Participation in clubs and activities is mandatory, and many students attend cram schools after school in preparation for either upper secondary or university entrance exams. Mountains of homework are oftentimes assigned and completed over holidays, while the curriculum is leaps and bounds ahead of their American or European equivalent taught the same year (especially so in the maths and sciences). A typical student from North America would be traumatized past the point of no return under the pressure to perform, let alone function, in the secondary school system in the Land of the Rising Sun.
For the Japanese and outsiders alike, the years spent in high school in Japan can be likened to sticking one’s head in a pressure cooker. You’d be surprised to find out that the current incarnation of secondary education in Japan is a watered – down form of the system that preceded it.
In response to the extraordinary amount of stress experienced by students (and the burden of stress – related suicides that the system itself carried), Japan changed the rules ten years ago and toyed with the idea of an American – style system that favoured independent thought. Thoughts eventually translated into action, and the pressure-free system was born. Textbooks were slashed. School hours were cut. The amount of homework, though still considerable, was reduced. Creativity and application of knowledge, not rote memorization, became the increasing focus in many schools.

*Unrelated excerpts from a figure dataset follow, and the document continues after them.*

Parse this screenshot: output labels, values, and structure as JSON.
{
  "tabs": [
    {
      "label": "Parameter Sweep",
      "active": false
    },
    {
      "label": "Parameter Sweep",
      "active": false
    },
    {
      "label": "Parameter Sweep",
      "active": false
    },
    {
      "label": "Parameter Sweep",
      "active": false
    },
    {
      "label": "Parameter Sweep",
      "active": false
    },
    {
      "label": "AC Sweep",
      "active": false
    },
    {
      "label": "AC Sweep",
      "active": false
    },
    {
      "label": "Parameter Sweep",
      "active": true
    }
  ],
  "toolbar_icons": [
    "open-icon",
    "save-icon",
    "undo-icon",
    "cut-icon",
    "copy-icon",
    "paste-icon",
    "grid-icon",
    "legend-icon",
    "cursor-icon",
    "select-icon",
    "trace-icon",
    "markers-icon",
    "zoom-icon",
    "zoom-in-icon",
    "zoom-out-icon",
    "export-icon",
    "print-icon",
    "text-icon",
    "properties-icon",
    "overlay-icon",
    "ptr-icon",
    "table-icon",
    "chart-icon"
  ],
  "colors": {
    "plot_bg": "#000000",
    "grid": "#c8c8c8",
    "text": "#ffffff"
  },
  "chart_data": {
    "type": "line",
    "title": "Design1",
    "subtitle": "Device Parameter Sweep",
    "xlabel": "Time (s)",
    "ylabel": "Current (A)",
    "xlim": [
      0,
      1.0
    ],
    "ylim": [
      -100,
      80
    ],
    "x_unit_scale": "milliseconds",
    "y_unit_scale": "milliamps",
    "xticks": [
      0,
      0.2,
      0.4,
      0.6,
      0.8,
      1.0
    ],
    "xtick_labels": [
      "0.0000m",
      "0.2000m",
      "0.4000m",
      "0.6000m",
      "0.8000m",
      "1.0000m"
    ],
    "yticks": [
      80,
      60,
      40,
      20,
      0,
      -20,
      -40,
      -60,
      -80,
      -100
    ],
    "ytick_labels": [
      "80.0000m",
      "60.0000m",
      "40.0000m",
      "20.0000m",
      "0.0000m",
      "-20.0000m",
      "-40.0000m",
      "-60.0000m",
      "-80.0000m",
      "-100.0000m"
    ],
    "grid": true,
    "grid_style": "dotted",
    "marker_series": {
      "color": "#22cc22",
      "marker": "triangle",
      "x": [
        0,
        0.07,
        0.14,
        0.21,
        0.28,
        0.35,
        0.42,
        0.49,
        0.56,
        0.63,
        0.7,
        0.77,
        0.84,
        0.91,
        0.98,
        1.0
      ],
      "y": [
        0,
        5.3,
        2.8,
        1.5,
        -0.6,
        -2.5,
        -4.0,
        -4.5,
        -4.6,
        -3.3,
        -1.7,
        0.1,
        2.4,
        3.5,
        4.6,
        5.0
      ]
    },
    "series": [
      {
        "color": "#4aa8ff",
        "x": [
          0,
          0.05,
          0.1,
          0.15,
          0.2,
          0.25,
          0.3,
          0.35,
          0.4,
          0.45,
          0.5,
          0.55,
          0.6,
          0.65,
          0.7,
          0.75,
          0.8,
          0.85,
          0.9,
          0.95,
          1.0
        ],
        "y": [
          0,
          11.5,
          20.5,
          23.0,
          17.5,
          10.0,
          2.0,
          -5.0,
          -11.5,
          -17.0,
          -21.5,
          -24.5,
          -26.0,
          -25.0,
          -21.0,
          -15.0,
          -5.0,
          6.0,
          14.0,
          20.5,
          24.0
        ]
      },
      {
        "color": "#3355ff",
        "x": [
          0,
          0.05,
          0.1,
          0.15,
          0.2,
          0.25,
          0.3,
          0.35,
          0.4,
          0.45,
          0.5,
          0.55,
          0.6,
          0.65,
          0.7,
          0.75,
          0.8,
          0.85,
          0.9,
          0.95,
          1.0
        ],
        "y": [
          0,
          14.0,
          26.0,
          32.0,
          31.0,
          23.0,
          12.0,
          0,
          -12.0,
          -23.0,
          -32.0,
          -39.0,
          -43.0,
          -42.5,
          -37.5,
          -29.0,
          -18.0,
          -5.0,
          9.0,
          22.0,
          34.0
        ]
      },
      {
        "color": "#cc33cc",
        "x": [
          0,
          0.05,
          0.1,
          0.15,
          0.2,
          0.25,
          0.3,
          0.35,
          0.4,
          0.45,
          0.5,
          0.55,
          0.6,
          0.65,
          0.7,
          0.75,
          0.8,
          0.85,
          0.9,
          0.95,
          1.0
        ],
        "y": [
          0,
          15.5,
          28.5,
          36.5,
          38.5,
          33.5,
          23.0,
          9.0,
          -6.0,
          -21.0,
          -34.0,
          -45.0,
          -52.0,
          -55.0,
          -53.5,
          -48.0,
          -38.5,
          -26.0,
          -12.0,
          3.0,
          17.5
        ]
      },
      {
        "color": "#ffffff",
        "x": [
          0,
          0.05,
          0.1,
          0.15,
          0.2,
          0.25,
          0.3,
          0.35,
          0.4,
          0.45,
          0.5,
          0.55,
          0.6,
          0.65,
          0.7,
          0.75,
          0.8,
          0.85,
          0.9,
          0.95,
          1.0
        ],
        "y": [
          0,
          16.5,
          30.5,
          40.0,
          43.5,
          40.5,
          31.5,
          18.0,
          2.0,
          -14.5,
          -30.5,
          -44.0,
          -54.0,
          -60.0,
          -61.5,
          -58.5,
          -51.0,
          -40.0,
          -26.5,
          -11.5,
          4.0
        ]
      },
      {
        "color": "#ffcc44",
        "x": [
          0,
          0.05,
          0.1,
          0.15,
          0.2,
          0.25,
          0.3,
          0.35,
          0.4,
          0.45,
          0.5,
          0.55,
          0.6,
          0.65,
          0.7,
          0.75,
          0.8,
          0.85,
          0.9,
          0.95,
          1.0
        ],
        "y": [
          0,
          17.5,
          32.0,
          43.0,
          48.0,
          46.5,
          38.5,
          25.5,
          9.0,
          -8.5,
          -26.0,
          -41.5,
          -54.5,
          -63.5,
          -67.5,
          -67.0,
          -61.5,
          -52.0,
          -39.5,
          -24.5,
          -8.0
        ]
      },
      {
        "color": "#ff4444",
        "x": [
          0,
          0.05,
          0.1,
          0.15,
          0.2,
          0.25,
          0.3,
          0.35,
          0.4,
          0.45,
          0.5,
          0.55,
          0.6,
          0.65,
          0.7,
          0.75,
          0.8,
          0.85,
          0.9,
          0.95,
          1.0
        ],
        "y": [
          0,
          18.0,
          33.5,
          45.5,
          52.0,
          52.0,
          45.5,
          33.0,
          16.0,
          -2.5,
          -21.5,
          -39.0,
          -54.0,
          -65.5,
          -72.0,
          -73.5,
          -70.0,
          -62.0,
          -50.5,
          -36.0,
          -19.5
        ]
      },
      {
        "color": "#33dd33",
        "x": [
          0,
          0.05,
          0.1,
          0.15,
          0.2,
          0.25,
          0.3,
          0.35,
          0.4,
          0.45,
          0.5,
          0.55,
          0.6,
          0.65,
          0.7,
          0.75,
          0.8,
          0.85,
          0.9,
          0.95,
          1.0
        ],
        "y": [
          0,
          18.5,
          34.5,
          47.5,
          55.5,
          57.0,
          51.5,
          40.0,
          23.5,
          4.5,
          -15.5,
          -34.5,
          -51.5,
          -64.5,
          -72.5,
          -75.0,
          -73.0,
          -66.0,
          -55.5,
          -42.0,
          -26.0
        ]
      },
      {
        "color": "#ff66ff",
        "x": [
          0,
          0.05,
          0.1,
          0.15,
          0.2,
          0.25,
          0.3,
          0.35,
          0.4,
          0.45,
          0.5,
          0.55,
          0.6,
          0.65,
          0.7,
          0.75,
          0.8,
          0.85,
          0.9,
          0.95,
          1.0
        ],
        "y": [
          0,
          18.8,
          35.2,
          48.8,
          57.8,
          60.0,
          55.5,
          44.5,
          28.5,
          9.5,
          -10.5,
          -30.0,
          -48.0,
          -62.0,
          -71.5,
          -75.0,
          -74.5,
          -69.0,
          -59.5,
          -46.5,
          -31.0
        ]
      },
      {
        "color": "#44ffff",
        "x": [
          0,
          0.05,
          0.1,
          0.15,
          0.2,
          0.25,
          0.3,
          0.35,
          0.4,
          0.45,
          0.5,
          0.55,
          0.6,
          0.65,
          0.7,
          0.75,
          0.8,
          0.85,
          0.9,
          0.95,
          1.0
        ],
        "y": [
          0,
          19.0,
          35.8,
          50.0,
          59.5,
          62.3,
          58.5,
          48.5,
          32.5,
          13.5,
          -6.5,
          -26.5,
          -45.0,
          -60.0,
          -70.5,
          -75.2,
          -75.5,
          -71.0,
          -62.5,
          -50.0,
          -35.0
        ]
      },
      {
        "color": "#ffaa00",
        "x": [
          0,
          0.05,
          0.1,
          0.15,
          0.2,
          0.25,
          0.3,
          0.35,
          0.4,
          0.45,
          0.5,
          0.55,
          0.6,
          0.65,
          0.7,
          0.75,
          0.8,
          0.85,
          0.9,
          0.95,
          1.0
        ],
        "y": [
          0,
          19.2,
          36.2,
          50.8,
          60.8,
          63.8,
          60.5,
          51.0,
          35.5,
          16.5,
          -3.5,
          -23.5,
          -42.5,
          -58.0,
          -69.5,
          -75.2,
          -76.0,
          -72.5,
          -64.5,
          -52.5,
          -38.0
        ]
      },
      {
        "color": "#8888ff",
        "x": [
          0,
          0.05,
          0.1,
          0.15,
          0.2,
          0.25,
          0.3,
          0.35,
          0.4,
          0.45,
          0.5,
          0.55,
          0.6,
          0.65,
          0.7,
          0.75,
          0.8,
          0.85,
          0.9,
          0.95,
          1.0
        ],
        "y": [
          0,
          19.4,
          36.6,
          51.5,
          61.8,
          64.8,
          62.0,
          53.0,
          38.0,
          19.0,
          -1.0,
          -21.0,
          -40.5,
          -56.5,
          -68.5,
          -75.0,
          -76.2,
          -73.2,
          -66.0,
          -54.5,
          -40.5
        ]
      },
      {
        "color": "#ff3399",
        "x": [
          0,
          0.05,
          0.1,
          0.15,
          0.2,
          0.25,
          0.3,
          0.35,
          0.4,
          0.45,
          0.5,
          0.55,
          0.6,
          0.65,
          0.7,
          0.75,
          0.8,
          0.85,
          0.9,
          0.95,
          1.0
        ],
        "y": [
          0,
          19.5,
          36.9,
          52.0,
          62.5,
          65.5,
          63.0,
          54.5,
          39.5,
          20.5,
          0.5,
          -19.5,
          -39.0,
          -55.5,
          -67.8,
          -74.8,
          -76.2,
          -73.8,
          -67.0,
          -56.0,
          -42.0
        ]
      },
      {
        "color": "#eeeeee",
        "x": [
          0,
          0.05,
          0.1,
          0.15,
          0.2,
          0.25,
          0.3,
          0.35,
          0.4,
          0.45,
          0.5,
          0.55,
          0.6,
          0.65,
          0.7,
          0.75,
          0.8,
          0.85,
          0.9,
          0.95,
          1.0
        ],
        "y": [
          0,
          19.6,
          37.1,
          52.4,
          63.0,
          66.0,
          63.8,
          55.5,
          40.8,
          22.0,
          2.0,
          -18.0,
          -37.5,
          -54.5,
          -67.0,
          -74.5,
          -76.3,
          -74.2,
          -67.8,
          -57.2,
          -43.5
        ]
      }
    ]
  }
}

The results have been nothing short of a disaster. Following the implementation of the new, more carefree system, Japan’s ranking in education dropped like a rock. In 1995, junior high students participated in a test conducted by the OECD. In that study, Japan placed third in mathematics and science – all very impressive. Since then, however, Japan’s ranking in the two fields fell to 8th and 5th place respectively after the same test was conducted in 2009, and the country was beaten in overall ranking by the likes of South Korea, Hong Kong, China and Singapore, among several others.
Shocked by its education system’s fall from grace, Japan is looking to make a return to prominence in education through the resurrection of the old. The Ministry of Education recently approved a move that would see textbooks fattened, school hours lengthened and English as a subject introduced earlier on. It is difficult to see, however, how better results can be achieved through such measures, all while avoiding students’ stress – related issues that led to reform to start with. How, then, can Japan achieve independent thought, a lower level of stress and a high quality of education all in the same system?
Ask the Finnish.
Though its education system is paradoxical to Japan’s in every conceivable way, Finland beat the East Asian nation in ranking third overall in the OECD’s test of junior high school students. It would be difficult for the average Japanese (or average East Asian, for that matter) to understand why. According to the OECD, the Finnish spend the least amount of time in school and begin their schooling a full two years later than their peers in the rest of the world. Mention cram schools to the average Finn and he will look at you in utter bewilderment. There is only one (yes, one) mandatory exam, taken at the end of one’s secondary schooling. In contrast to many of the equally high ranking countries in East Asia (Japan included), Finland’s education system seems to be too relaxed and too unorthodox to perform well on any standardized test – yet it does.
The key, the Finns say, lies in balance and support from all parts of the community. Streaming, or sorting students into classes according to academic ability, for instance, is practically unheard of. Additional teachers are hired as needed to help students struggling in various subjects. To reduce the amount of stress experienced by students, the Finnish education system combines both the primary and secondary education systems into one, in turn forging stronger bonds between teacher and student. The Finnish government invests heavily in ensuring the quality of its teachers, and doles out large amounts of state support for teachers seeking a postgraduate education. These factors, among many others, have nurtured an environment inclined towards excellence in learning, one that has proven to be more effective than the heavy handed approach taken by the Japanese and others in the Asia – Pacific region.
Though fattening its textbooks and lengthening the school day may lead to an incremental increase in Japan’s overall score, the system as a whole needs to be overhauled if Japan wishes to resolve the problems its students continue to face. Imitating the Finns, perhaps, may be a good place to start.